Opens a document, pulls every reconstructed table out via Document.tables(), and prints each one as a tab-separated grid. Notes when a table spans multiple pages via the is_cross_page flag on the Table payload.

Usage

python examples/extract_tables.py PATH

Source

"""Extract tables from a document and print them as CSV-style rows.

Usage:
    python examples/extract_tables.py PATH

For each reconstructed table, prints the source page, table id, column
count, then a tab-separated header row followed by tab-separated data
rows. Demonstrates the :class:`olgadoc.Table` payload — including the
``is_cross_page`` flag for tables that span multiple pages.
"""

from __future__ import annotations

import csv
import sys
from pathlib import Path

import olgadoc
from olgadoc import Table


def _as_tsv(rows: list[list[str]]) -> str:
    """Render a table grid as one TSV blob — ``csv`` keeps escaping sane."""
    import io

    buf = io.StringIO()
    writer = csv.writer(buf, delimiter="\t", quoting=csv.QUOTE_MINIMAL)
    writer.writerows(rows)
    return buf.getvalue().rstrip("\n")


def _grid_from_cells(table: Table) -> list[list[str]]:
    """Reconstruct a dense [rows][cols] grid from the ``cells`` payload."""
    rows, cols = table["rows"], table["cols"]
    grid: list[list[str]] = [["" for _ in range(cols)] for _ in range(rows)]
    for cell in table["cells"]:
        if 0 <= cell["row"] < rows and 0 <= cell["col"] < cols:
            grid[cell["row"]][cell["col"]] = cell["text"]
    return grid


def render(table: Table, index: int) -> None:
    """Pretty-print a single :class:`Table` payload."""
    flag = " (cross-page)" if table.get("is_cross_page") else ""
    page_span = (
        f"page {table['first_page']}"
        if table["first_page"] == table["last_page"]
        else f"pages {table['first_page']}-{table['last_page']}"
    )
    print(
        f"--- table #{index} on {page_span}"
        f" — {table['rows']} x {table['cols']}{flag} ---"
    )
    grid = _grid_from_cells(table)
    if grid:
        print(_as_tsv(grid))
    else:
        print("(empty table)")
    print()


def main(argv: list[str]) -> int:
    """CLI entry point.
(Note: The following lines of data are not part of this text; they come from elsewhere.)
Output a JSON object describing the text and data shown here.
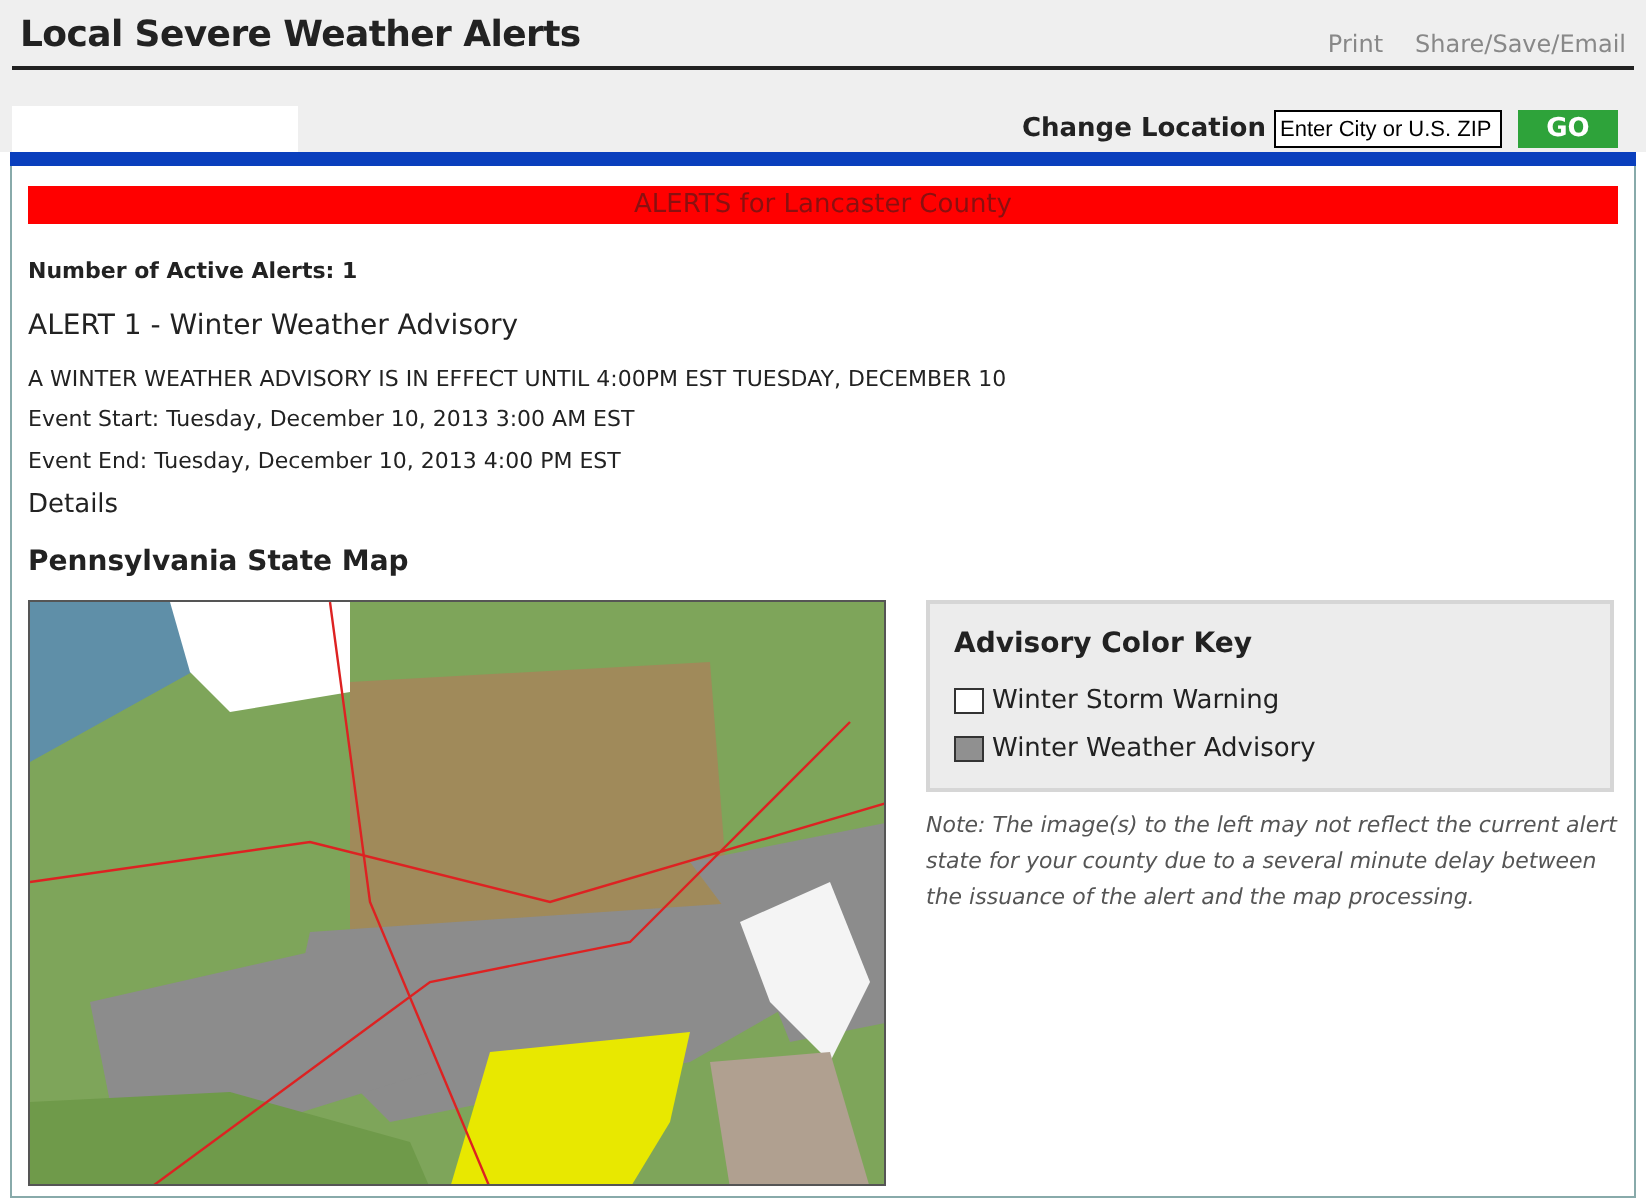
{
  "header": {
    "title": "Local Severe Weather Alerts",
    "links": [
      "Print",
      "Share/Save/Email"
    ]
  },
  "location": {
    "label": "Change Location",
    "placeholder": "Enter City or U.S. ZIP",
    "button": "GO"
  },
  "banner": "ALERTS for Lancaster County",
  "count": "Number of Active Alerts: 1",
  "alerts": [
    {
      "title": "ALERT 1 - Winter Weather Advisory",
      "summary": "A WINTER WEATHER ADVISORY IS IN EFFECT UNTIL 4:00PM EST TUESDAY, DECEMBER 10",
      "start": "Event Start: Tuesday, December 10, 2013 3:00 AM EST",
      "end": "Event End: Tuesday, December 10, 2013 4:00 PM EST",
      "details": "Details"
    }
  ],
  "map": {
    "title": "Pennsylvania State Map",
    "kind": "picture"
  },
  "key": {
    "title": "Advisory Color Key",
    "items": [
      {
        "label": "Winter Storm Warning",
        "color": "#ffffff"
      },
      {
        "label": "Winter Weather Advisory",
        "color": "#909090"
      }
    ]
  },
  "note": "Note: The image(s) to the left may not reflect the current alert state for your county due to a several minute delay between the issuance of the alert and the map processing."
}
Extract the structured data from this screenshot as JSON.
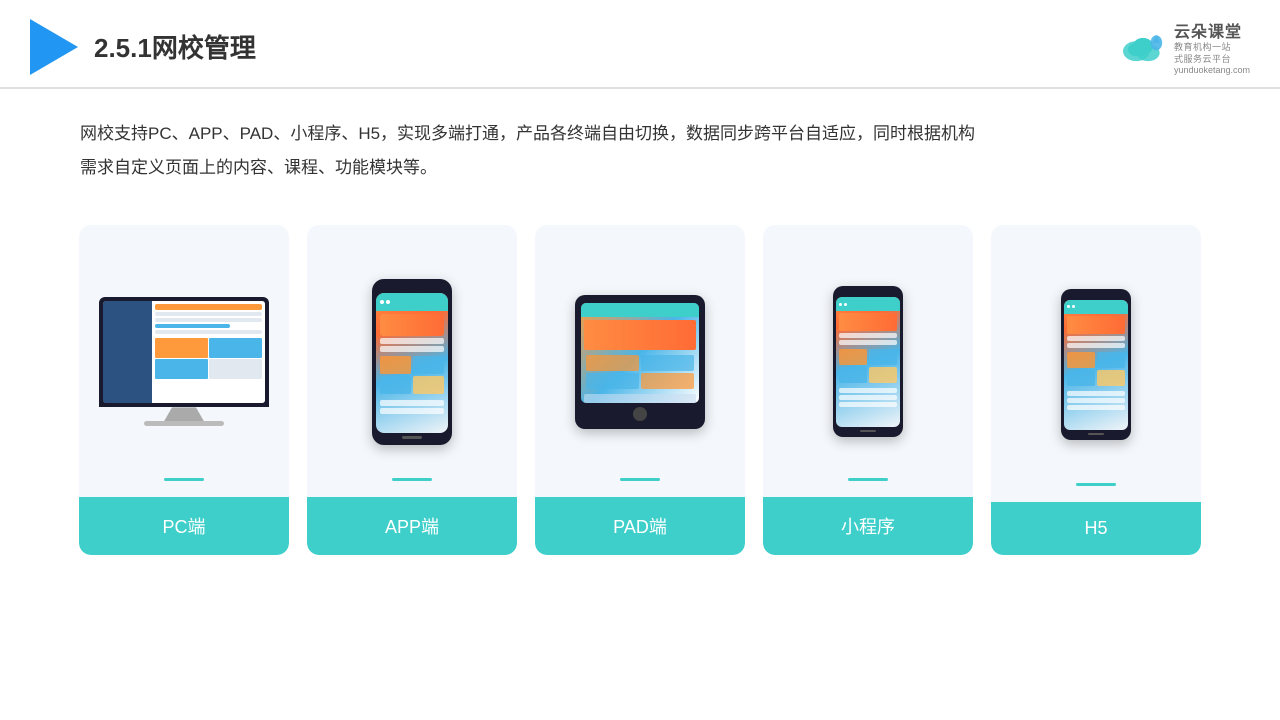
{
  "header": {
    "title": "2.5.1网校管理",
    "logo_brand": "云朵课堂",
    "logo_url": "yunduoketang.com",
    "logo_tagline_1": "教育机构一站",
    "logo_tagline_2": "式服务云平台"
  },
  "description": {
    "text_line1": "网校支持PC、APP、PAD、小程序、H5，实现多端打通，产品各终端自由切换，数据同步跨平台自适应，同时根据机构",
    "text_line2": "需求自定义页面上的内容、课程、功能模块等。"
  },
  "cards": [
    {
      "id": "pc",
      "label": "PC端"
    },
    {
      "id": "app",
      "label": "APP端"
    },
    {
      "id": "pad",
      "label": "PAD端"
    },
    {
      "id": "miniprogram",
      "label": "小程序"
    },
    {
      "id": "h5",
      "label": "H5"
    }
  ],
  "colors": {
    "teal": "#3ecfca",
    "blue_accent": "#2196F3",
    "bg_card": "#f4f7fb",
    "text_dark": "#333333"
  }
}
Returns a process exit code."""
    if len(argv) != 2:
        print(__doc__, file=sys.stderr)
        return 2
    path = Path(argv[1])
    try:
        doc = olgadoc.Document.open(str(path))
    except olgadoc.OlgaError as exc:
        print(f"failed to open {path}: {exc}", file=sys.stderr)
        return 1

    tables = doc.tables()
    if not tables:
        print(f"no tables in {path.name}")
        return 0

    print(f"{len(tables)} table(s) in {path.name}\n")
    for index, table in enumerate(tables, start=1):
        render(table, index)
    return 0


if __name__ == "__main__":
    raise SystemExit(main(sys.argv))